Movimentos culturais questionam saída dos quadros do país, ainda que temporariamente. Presidente Claudia Sheinbaum defendeu o acordo e afirmou que os trâmites são legais

A estadia de parte das obras da artista plástica Frida Kahlo na Espanha gerou reação negativa de movimentos culturais do México. Prevista para julho, a saída dos quadros é parte de um acordo entre a família proprietária e o Banco Santander, para expô-las fora do país até 2028.

A notícia foi publicada há poucos dias pelo jornal The New York Times. As obras são de propriedade de uma rica família de industriais locais, a Zambrano.
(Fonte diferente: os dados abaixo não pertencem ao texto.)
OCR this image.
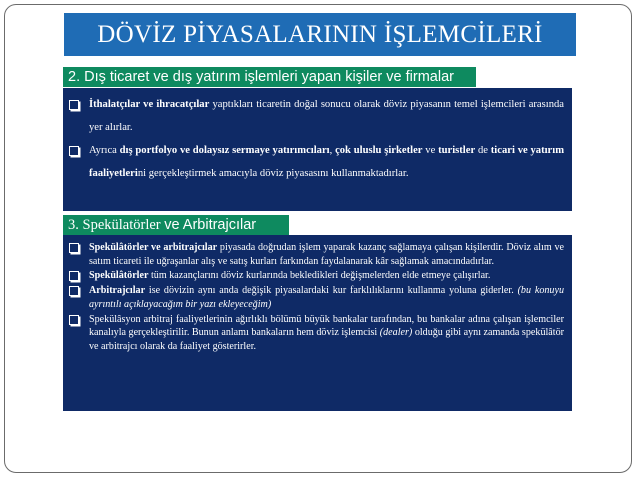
DÖVİZ PİYASALARININ İŞLEMCİLERİ
2. Dış ticaret ve dış yatırım işlemleri yapan kişiler ve firmalar

İthalatçılar ve ihracatçılar yaptıkları ticaretin doğal sonucu olarak döviz piyasanın temel işlemcileri arasında yer alırlar.

Ayrıca dış portfolyo ve dolaysız sermaye yatırımcıları, çok uluslu şirketler ve turistler de ticari ve yatırım faaliyetlerini gerçekleştirmek amacıyla döviz piyasasını kullanmaktadırlar.

3. Spekülatörler ve Arbitrajcılar

Spekülâtörler ve arbitrajcılar piyasada doğrudan işlem yaparak kazanç sağlamaya çalışan kişilerdir. Döviz alım ve satım ticareti ile uğraşanlar alış ve satış kurları farkından faydalanarak kâr sağlamak amacındadırlar.

Spekülâtörler tüm kazançlarını döviz kurlarında bekledikleri değişmelerden elde etmeye çalışırlar.

Arbitrajcılar ise dövizin aynı anda değişik piyasalardaki kur farklılıklarını kullanma yoluna giderler. (bu konuyu ayrıntılı açıklayacağım bir yazı ekleyeceğim)

Spekülâsyon arbitraj faaliyetlerinin ağırlıklı bölümü büyük bankalar tarafından, bu bankalar adına çalışan işlemciler kanalıyla gerçekleştirilir. Bunun anlamı bankaların hem döviz işlemcisi (dealer) olduğu gibi aynı zamanda spekülâtör ve arbitrajcı olarak da faaliyet gösterirler.
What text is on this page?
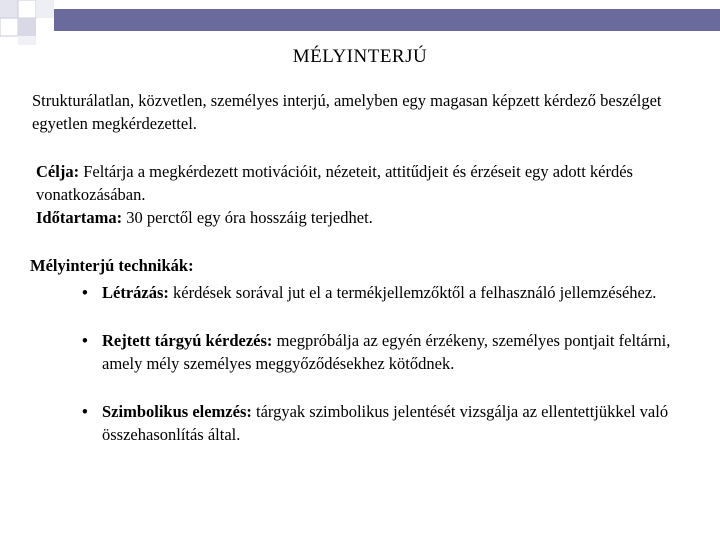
MÉLYINTERJÚ
Strukturálatlan, közvetlen, személyes interjú, amelyben egy magasan képzett kérdező beszélget egyetlen megkérdezettel.
Célja: Feltárja a megkérdezett motivációit, nézeteit, attitűdjeit és érzéseit egy adott kérdés vonatkozásában.
Időtartama: 30 perctől egy óra hosszáig terjedhet.
Mélyinterjú technikák:
• Létrázás: kérdések sorával jut el a termékjellemzőktől a felhasználó jellemzéséhez.
• Rejtett tárgyú kérdezés: megpróbálja az egyén érzékeny, személyes pontjait feltárni, amely mély személyes meggyőződésekhez kötődnek.
• Szimbolikus elemzés: tárgyak szimbolikus jelentését vizsgálja az ellentettjükkel való összehasonlítás által.
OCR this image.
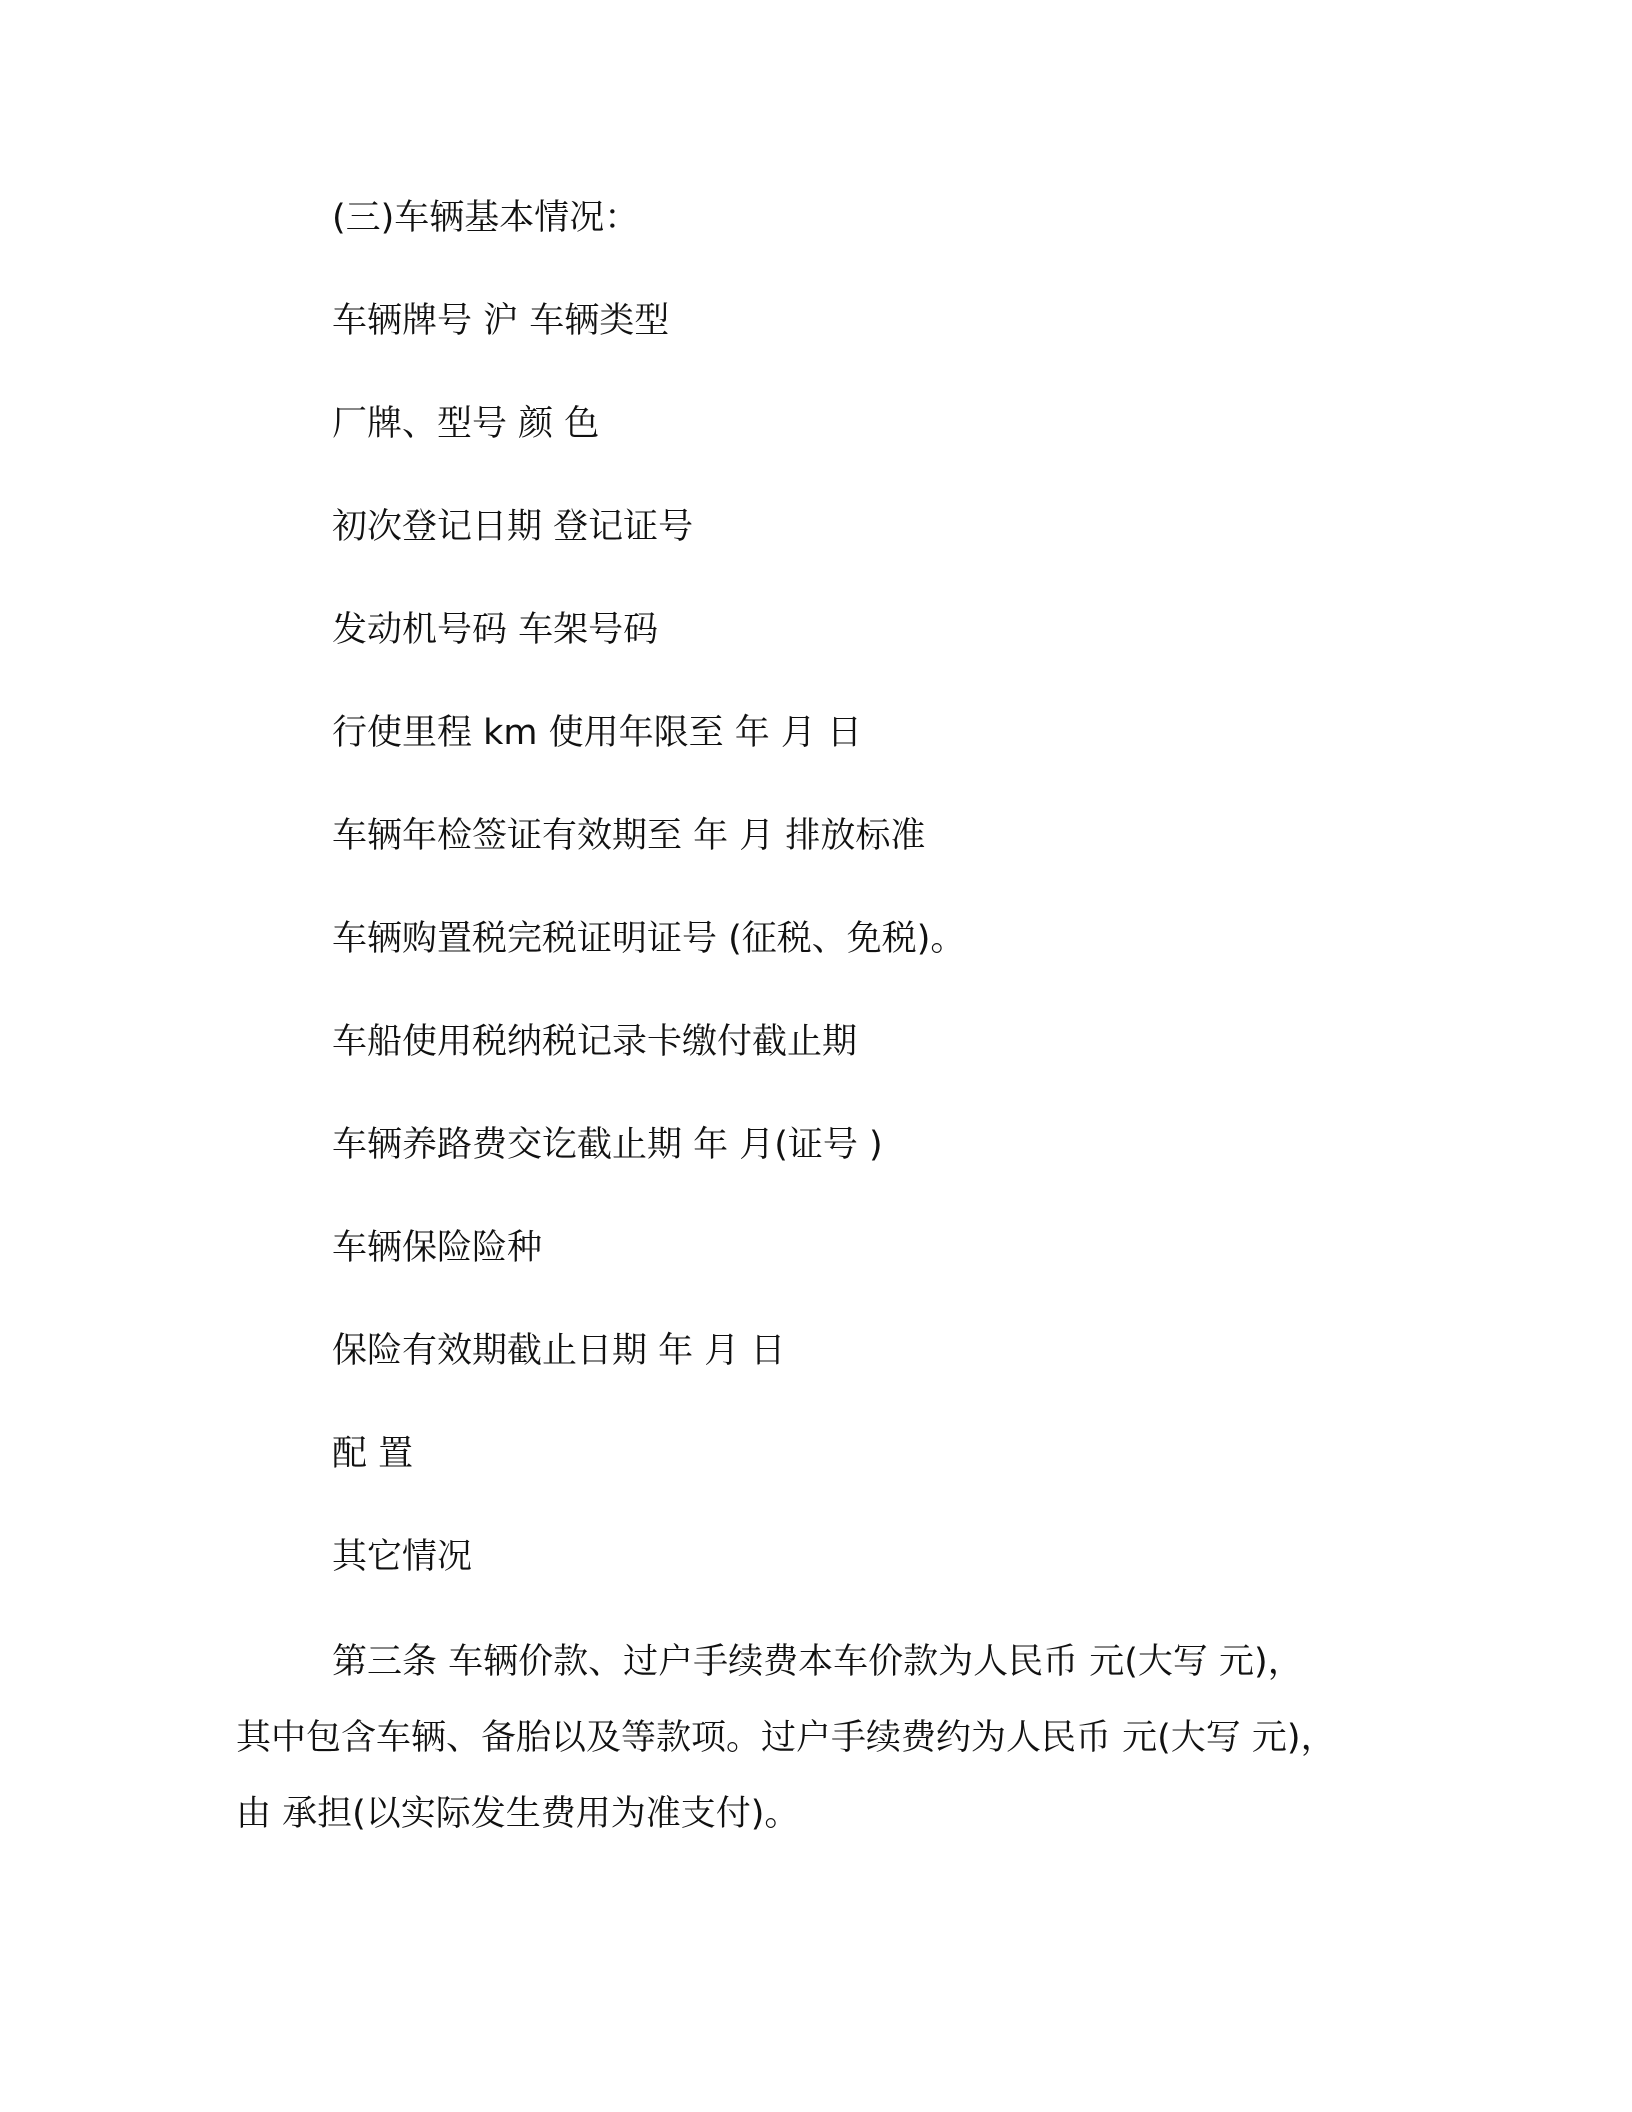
(三)车辆基本情况：
车辆牌号 沪 车辆类型
厂牌、型号 颜 色
初次登记日期 登记证号
发动机号码 车架号码
行使里程 km 使用年限至 年 月 日
车辆年检签证有效期至 年 月 排放标准
车辆购置税完税证明证号 (征税、免税)。
车船使用税纳税记录卡缴付截止期
车辆养路费交讫截止期 年 月(证号 )
车辆保险险种
保险有效期截止日期 年 月 日
配 置
其它情况
第三条 车辆价款、过户手续费本车价款为人民币 元(大写 元)，
其中包含车辆、备胎以及等款项。过户手续费约为人民币 元(大写 元)，
由 承担(以实际发生费用为准支付)。
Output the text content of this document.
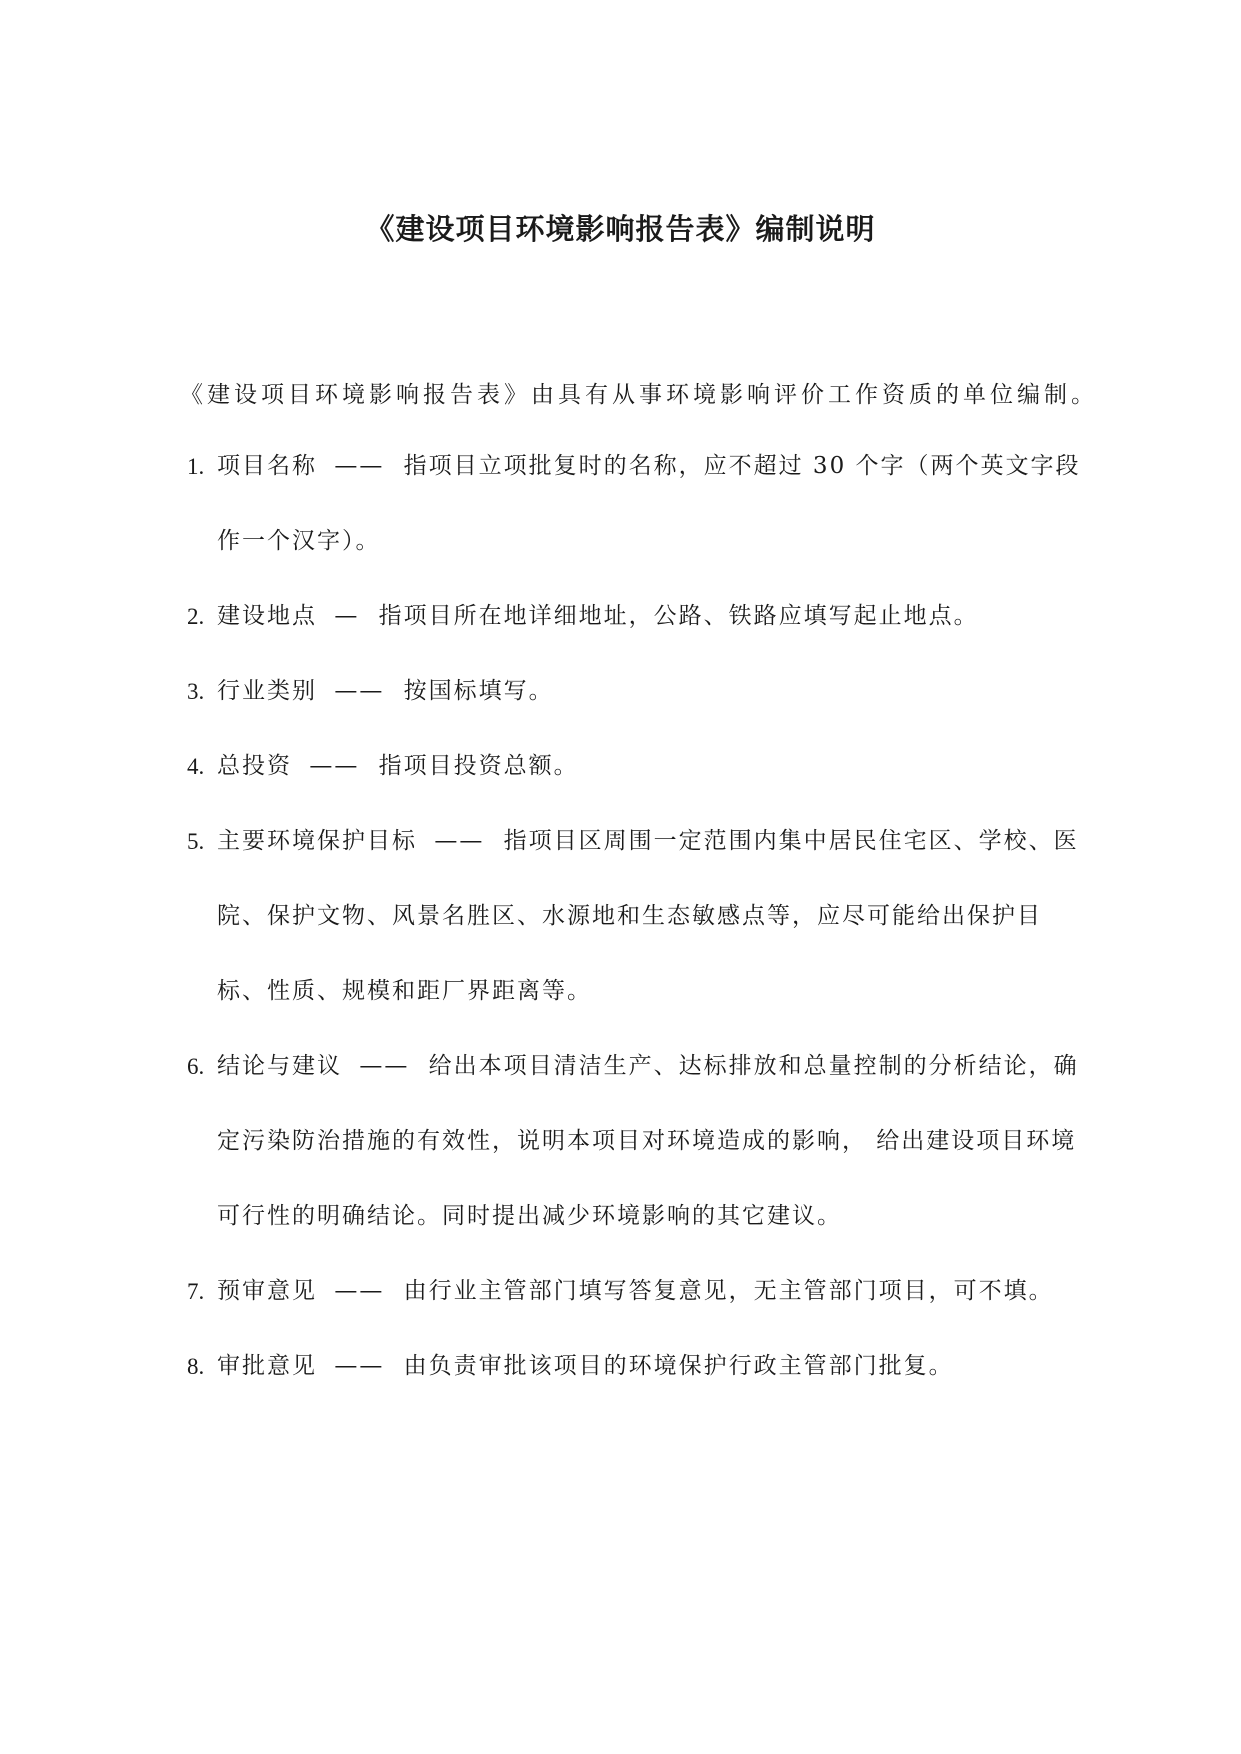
《建设项目环境影响报告表》编制说明

《建设项目环境影响报告表》由具有从事环境影响评价工作资质的单位编制。

1. 项目名称 —— 指项目立项批复时的名称，应不超过 30 个字（两个英文字段作一个汉字）。
2. 建设地点 — 指项目所在地详细地址，公路、铁路应填写起止地点。
3. 行业类别 —— 按国标填写。
4. 总投资 —— 指项目投资总额。
5. 主要环境保护目标 —— 指项目区周围一定范围内集中居民住宅区、学校、医院、保护文物、风景名胜区、水源地和生态敏感点等，应尽可能给出保护目标、性质、规模和距厂界距离等。
6. 结论与建议 —— 给出本项目清洁生产、达标排放和总量控制的分析结论，确定污染防治措施的有效性，说明本项目对环境造成的影响， 给出建设项目环境可行性的明确结论。同时提出减少环境影响的其它建议。
7. 预审意见 —— 由行业主管部门填写答复意见，无主管部门项目，可不填。
8. 审批意见 —— 由负责审批该项目的环境保护行政主管部门批复。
Segundo a publicação, “o acordo de transferência do acervo, originalmente reunido por Jacques e Natasha Gelman, casal glamoroso de imigrantes da Europa Oriental, irritou a elite cultural local, que afirma que a decisão privará os mexicanos de um tesouro artístico e viola as regras de patrimônio cultural que proíbem que obras importantes deixem o país por longos períodos”.

Uma carta assinada por 380 acadêmicos, artistas e outros nomes do meio cultural pediu explicações ao governo da presidente Claudia Sheinbaum. “Toda uma geração no México foi privada da presença pública permanente que os proprietários originais idealizaram para esta coleção”, afirma o grupo em um dos textos divulgados na plataforma e-flux.

Na semana passada, a presidente defendeu o acordo e afirmou que os trâmites seguem dentro da legalidade. Além disso, autoridades do governo lembraram que a transferência do acervo tem caráter temporário.

Nascida em 1907 e falecida em 1954, Frida Kahlo é um dos maiores nomes da arte mexicana e mundial. Com uma visão aguda sobre suas próprias dores — resultantes de um grave acidente de ônibus que sofreu aos 18 anos —, militante de esquerda e feminista, Frida se tornou símbolo da luta das mulheres por liberdade e igualdade.

Foi casada com Diego Rivera, muralista mexicano com quem teve um relacionamento conturbado, e viveu um breve romance com Leon Trótski, durante exílio do russo no país.

Entre algumas de suas obras mais emblemáticas estão “As Duas Fridas”, “A Coluna Partida” e “Viva a Vida”, sua última obras.

Em reportagem publicada pela BBC Brasil, a professora da Universidad Autónoma Metropolitana de Xochimilco, Eli Bartra, autora de Frida Kahlo. Mujer, ideología, arte, destacou que “Kahlo reúne em uma só pessoa e obra vários elementos que contribuíram para que sua imagem se tornasse um mito: o exótico, o mundo subdesenvolvido como pano de fundo e o ser mulher, além de um talento plástico inegável e original”.